I. INTRODUCTION
The Sanctuary of Zeus, Mt. Lykaion, occupies Agios Elias, the second-highest peak of Mt. Lykaion (Figure 1). At an elevation of ~1360 m, the sanctuary is located ~14 km west of Megalopolis and ~33 km southeast of Olympia in the southern Peloponessos, Greece (Figure 2). The mountaintop summit itself is shaped like a dome, the base of which is a gently rolling bedrock surface that forms a kind of apron along the northern and western margins at an elevation of ~1170 m. Thus, when viewed from north or west, the dome appears to be projecting upward from a pedestal (Figure 3A). In contrast, the eastern margin of the mountaintop summit is a 200 m precipitous drop, strewn with landslides and rock falls. When viewed from the east, therefore, the Sanctuary of Zeus appears daunting and rather inaccessible (Figure 3B).

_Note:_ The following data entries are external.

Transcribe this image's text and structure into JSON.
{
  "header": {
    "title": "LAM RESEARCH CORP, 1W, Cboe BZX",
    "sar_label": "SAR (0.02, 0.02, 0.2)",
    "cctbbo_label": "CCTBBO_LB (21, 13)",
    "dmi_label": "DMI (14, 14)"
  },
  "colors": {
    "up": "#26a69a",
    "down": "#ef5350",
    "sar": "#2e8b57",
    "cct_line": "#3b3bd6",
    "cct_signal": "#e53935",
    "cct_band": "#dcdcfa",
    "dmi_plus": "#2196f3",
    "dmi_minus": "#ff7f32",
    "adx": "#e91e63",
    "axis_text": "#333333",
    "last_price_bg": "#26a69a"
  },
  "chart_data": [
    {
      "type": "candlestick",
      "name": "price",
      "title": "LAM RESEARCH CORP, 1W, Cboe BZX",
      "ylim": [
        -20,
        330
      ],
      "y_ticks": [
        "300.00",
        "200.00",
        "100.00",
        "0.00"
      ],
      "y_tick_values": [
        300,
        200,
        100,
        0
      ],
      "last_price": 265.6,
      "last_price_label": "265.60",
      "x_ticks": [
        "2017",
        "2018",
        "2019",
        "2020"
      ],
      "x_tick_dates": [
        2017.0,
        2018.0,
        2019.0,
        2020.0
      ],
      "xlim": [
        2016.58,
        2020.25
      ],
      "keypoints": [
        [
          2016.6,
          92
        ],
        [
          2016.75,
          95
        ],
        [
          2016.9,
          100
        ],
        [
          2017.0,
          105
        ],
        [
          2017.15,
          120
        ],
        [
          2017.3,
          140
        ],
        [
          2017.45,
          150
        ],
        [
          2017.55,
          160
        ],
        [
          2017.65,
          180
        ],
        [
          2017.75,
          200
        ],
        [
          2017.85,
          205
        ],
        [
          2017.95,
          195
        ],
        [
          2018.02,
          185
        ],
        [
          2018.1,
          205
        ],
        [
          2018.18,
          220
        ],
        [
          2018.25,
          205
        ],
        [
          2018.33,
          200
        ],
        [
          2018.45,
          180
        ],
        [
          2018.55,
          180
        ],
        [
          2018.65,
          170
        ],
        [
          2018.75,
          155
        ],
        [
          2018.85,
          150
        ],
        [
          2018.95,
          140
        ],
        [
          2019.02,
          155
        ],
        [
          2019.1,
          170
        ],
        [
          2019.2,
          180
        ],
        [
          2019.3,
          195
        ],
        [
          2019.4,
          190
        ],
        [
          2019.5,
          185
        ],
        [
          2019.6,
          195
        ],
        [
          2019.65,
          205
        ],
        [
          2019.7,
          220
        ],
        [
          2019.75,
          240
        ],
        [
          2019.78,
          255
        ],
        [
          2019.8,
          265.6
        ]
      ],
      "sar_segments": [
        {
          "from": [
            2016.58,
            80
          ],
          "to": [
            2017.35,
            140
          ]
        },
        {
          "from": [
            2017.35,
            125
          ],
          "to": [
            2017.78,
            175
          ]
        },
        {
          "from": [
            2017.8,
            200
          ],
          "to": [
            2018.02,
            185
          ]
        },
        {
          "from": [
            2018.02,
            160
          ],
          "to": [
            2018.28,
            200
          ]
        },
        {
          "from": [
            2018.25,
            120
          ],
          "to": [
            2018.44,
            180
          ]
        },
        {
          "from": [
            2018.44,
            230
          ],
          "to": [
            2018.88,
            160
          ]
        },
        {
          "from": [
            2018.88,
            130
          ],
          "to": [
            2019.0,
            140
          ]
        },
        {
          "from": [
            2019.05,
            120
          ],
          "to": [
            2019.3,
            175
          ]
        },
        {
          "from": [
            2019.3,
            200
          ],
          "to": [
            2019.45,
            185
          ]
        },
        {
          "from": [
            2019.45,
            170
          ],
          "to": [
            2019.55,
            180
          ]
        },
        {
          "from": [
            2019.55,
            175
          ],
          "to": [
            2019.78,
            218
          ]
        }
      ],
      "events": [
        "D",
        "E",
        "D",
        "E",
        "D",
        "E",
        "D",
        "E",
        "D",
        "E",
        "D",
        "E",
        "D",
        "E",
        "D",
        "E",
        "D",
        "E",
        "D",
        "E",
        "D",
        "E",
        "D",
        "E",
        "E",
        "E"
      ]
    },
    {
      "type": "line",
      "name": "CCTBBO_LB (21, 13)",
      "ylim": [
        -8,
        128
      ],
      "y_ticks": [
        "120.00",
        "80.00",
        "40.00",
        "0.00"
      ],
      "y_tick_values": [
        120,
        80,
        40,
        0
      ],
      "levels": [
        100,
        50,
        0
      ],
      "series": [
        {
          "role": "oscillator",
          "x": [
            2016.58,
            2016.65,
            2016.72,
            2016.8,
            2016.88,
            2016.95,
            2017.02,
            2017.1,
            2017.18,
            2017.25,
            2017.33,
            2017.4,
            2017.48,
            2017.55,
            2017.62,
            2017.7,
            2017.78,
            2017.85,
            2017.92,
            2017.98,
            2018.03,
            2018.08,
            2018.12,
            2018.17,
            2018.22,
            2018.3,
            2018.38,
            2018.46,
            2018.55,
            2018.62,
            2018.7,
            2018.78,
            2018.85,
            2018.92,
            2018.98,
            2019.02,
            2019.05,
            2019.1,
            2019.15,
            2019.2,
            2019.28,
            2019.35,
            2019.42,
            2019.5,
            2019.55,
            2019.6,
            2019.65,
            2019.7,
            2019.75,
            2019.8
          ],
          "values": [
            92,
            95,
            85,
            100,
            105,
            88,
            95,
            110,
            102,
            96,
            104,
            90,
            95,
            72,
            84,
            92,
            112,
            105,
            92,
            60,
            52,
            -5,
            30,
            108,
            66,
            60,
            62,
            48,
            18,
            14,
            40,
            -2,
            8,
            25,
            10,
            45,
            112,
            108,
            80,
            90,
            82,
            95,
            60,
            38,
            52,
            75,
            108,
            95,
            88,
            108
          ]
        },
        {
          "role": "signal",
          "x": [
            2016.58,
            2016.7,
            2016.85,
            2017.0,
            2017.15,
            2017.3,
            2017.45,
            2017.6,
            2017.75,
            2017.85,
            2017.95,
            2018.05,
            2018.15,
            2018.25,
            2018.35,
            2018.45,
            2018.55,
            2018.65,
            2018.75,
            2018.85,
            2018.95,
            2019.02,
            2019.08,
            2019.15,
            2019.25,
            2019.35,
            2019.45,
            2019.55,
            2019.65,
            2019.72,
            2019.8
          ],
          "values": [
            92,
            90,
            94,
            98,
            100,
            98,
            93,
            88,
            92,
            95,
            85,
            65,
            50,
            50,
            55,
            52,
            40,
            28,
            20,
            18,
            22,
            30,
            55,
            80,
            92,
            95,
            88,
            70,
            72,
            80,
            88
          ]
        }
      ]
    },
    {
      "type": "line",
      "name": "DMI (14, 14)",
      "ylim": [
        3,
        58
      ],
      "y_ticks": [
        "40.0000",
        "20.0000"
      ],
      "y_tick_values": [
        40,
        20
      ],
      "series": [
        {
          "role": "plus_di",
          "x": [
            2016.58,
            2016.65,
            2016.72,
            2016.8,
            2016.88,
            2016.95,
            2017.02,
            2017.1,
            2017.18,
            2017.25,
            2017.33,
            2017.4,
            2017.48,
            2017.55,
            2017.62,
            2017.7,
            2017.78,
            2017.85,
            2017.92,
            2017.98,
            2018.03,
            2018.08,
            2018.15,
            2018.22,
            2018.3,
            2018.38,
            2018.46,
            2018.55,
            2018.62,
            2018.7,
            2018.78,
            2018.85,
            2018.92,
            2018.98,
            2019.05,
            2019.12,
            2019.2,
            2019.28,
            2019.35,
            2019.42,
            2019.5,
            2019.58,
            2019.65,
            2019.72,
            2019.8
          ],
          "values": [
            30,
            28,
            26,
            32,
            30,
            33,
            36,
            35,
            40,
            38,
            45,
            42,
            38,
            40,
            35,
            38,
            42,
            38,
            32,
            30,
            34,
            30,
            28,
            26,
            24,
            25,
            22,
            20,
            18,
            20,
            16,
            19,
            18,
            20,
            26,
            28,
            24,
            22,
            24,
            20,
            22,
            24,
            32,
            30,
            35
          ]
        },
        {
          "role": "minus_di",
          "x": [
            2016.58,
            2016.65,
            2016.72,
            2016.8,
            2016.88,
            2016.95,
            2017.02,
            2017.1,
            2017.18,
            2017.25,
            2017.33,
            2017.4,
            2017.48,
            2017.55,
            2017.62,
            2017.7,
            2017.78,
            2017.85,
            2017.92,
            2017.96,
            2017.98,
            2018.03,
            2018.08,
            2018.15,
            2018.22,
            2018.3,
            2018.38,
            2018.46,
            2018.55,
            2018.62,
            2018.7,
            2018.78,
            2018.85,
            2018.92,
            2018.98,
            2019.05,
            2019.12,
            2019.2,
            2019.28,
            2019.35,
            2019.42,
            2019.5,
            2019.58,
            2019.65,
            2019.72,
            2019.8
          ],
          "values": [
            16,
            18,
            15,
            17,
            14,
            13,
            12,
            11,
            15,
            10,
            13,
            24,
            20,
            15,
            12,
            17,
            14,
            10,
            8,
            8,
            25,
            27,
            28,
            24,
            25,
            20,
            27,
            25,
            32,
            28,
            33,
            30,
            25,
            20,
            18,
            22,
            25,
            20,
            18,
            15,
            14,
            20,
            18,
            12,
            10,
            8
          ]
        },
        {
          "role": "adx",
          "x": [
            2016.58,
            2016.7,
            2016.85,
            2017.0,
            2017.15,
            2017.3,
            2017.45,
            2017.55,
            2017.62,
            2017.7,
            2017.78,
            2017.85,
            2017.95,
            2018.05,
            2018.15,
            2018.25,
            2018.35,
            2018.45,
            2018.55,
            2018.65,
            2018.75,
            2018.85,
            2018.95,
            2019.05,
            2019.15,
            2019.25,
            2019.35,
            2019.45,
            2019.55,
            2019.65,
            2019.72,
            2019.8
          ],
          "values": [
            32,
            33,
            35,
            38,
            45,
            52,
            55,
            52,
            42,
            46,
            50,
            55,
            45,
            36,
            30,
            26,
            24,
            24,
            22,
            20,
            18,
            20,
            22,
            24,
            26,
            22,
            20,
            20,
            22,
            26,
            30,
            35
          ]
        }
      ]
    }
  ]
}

Pausanias, a Greek traveler and geographer of the 2nd century AD, provides us with an important glimpse of the Sanctuary of Zeus at Mt. Lykaion. He wrote a ten-book Description of Greece, including what he saw and learned about the ancient cultural geography while traveling in Arcadia. For example, Pausanias (8.38.5; 8.38.6; 8.38.7; see Frazer, 1913) makes specific reference to the Sanctuary of Zeus as a sacred place of pan-Hellenic significance, with stadium and hippodrome in which athletic games were held, a sanctuary of Pan, and a temenos and ash altar of Lykaion Zeus. The stadium and hippodrome lie within the lower part of the sanctuary on the flattish bedrock surface; the temenos and ash altar, in contrast, occupy the summit area of Agios Elias (Figure 4B). According to Pausanias (8.38.5; see Frazer, 1913): “There is on Mount Lykaion a sanctuary of Pan, and a grove of trees around it, with a hippodrome in front of which is a stadion (Figure 4A). Of old they used to hold here the Lykaion Games.” Further, Pausanias pointed out (8.38.7, 8.38.6; see Frazer, 1913): “On the highest point of the mountain is a mound of earth, forming an altar of Zeus Lykaios, and from it most of the Peloponessos can be seen” (Figure 4B). “...On this altar they sacrifice in secret to Lykaion Zeus;” adding (Pausanias, 8.38.6, see Frazer, 1913) “…on [Lykaios] is a temenos of Lykaion Zeus, into which people are not allowed to enter. If anyone takes no notice of the rule and enters, he must inevitably live no longer than a year” .
It needs to be emphasized that the Sanctuary of Zeus on Agios Elias is truly a mountaintop sanctuary, and many of those who made the pilgrimage to the Sanctuary of Zeus experienced a long journey even before coming to the lower sanctuary. We know from a stone-slab (stela) record of the names of victors of the 304/03 B.C. Lykaion games that athletes hailed from long distances away from Mt. Lykaion, e.g., Macedonia, Syracuse, Rhodes, and broad reaches of Arcadia (Romano, 1997). Most may have come to Lykaion through Megalopolis, and ascended to the sanctuary from there. Megalopolis (see Figure 2) is located in a broad low basin created by active extensional faulting, one that for millions of years was a closed depression in which swampy conditions prevailed. Pausanias described Megalopolis as “gateway to the marsh;” today the city sits next to a gigantic open-pit lignite operation. Traveling from Megalopolis to the Lykaion summit required a walk of ~25 km and an ascent of more than 900 m, and this was ‘just’ the final chapter of the pilgrimage.